Sure, if it's a software library, I don't want it doing random network calls during my runtime. That's just rude.

But if it's a user application (including a compiler), I don't see what the fuss is about. Of all the myriad of ways our data is harvested every single day, telemetry seems very unhelpful to advertisers and hackers, but very helpful to the people whose job it is to make the software you use better. I'd love to help them make the software I use better

2 comments

Privacy concerns aside, I personally don't appreciate binaries making network requests unless it's strictly required for them to function.
Where is that line for you? Is occasionally checking for security updates strictly necessary? Is reporting a crash to the devs so they can fix it necessary? What about sending system & usage telemetry so they can prevent future bugs?
For me, it's like GP said: Absolutely no unauthorized network traffic unless strictly required for the purpose of the software (e.g. curl). No security updates, crash reporting, telemetry unless you prompt the user and show the user exactly what will be sent (similar to how syncthing does it).

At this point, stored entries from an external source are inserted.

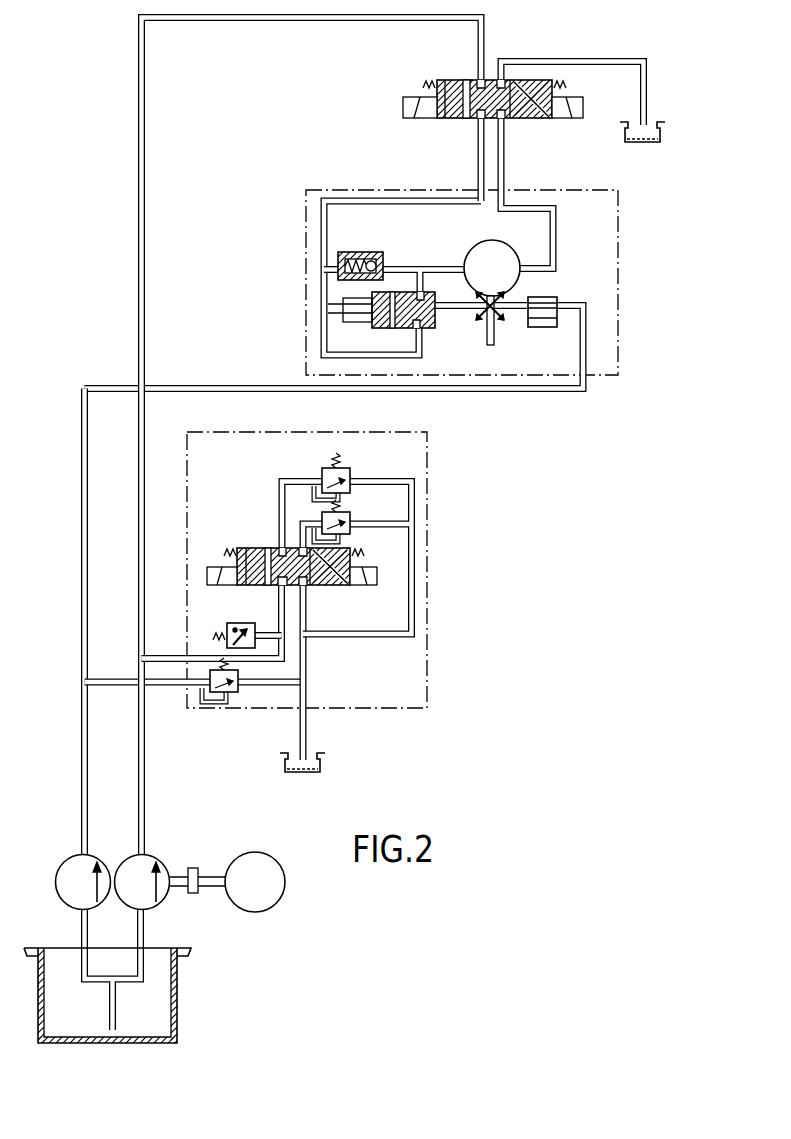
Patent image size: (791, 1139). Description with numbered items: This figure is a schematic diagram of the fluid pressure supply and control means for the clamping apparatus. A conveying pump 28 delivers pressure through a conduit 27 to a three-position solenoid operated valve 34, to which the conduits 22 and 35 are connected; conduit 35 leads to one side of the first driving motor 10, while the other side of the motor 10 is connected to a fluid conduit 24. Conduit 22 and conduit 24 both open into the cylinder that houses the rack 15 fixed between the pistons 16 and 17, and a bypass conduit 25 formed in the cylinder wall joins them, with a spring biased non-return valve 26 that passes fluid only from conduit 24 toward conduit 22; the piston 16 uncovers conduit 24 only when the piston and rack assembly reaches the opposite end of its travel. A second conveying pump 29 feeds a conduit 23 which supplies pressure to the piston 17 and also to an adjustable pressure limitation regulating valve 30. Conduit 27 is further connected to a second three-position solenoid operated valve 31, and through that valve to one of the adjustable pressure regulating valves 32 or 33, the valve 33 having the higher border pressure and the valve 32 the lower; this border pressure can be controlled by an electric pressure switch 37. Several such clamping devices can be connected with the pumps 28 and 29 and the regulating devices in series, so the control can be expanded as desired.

The motor 10 is at (505, 246).
The rack 15 is at (483, 312).
The piston 16 is at (350, 298).
The piston 17 is at (541, 327).
The fluid pressure conduit 22 is at (323, 242).
The conduit 23 is at (79, 432).
The fluid conduit 24 is at (433, 265).
The bypass conduit 25 is at (330, 263).
The non-return valve 26 is at (364, 256).
The conduit 27 is at (147, 152).
The conveying pump 28 is at (160, 893).
The conveying pump 29 is at (72, 862).
The regulating valve 30 is at (228, 702).
The three-position solenoid operated valve 31 is at (257, 548).
The adjustable pressure regulating valve 32 is at (322, 470).
The adjustable pressure regulating valve 33 is at (350, 525).
The three-position solenoid operated valve 34 is at (457, 80).
The conduit 35 is at (557, 243).
The electric pressure switch 37 is at (232, 623).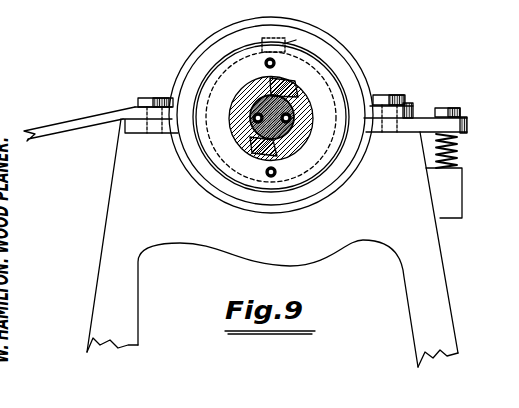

Anything less is voyeurism.*

* extreme language I know, but it's precisely how I feel about these acts.

> Where is that line for you?

None of the above is acceptable. Crash reporting can generate its output locally for people to manually send, if they choose to do so.

Do you know the definition of the word strictly? No, security and upstream convenience are not even remotely necessary for a tool to work
You don’t know what they are sending. Maybe today it is innocuous data. Tomorrow, they ship off your ssh keys.

Better to default deny all.

A program that does not connect to the network at all today can also start shipping off your ssh keys tomorrow. Anything can always be added or changed.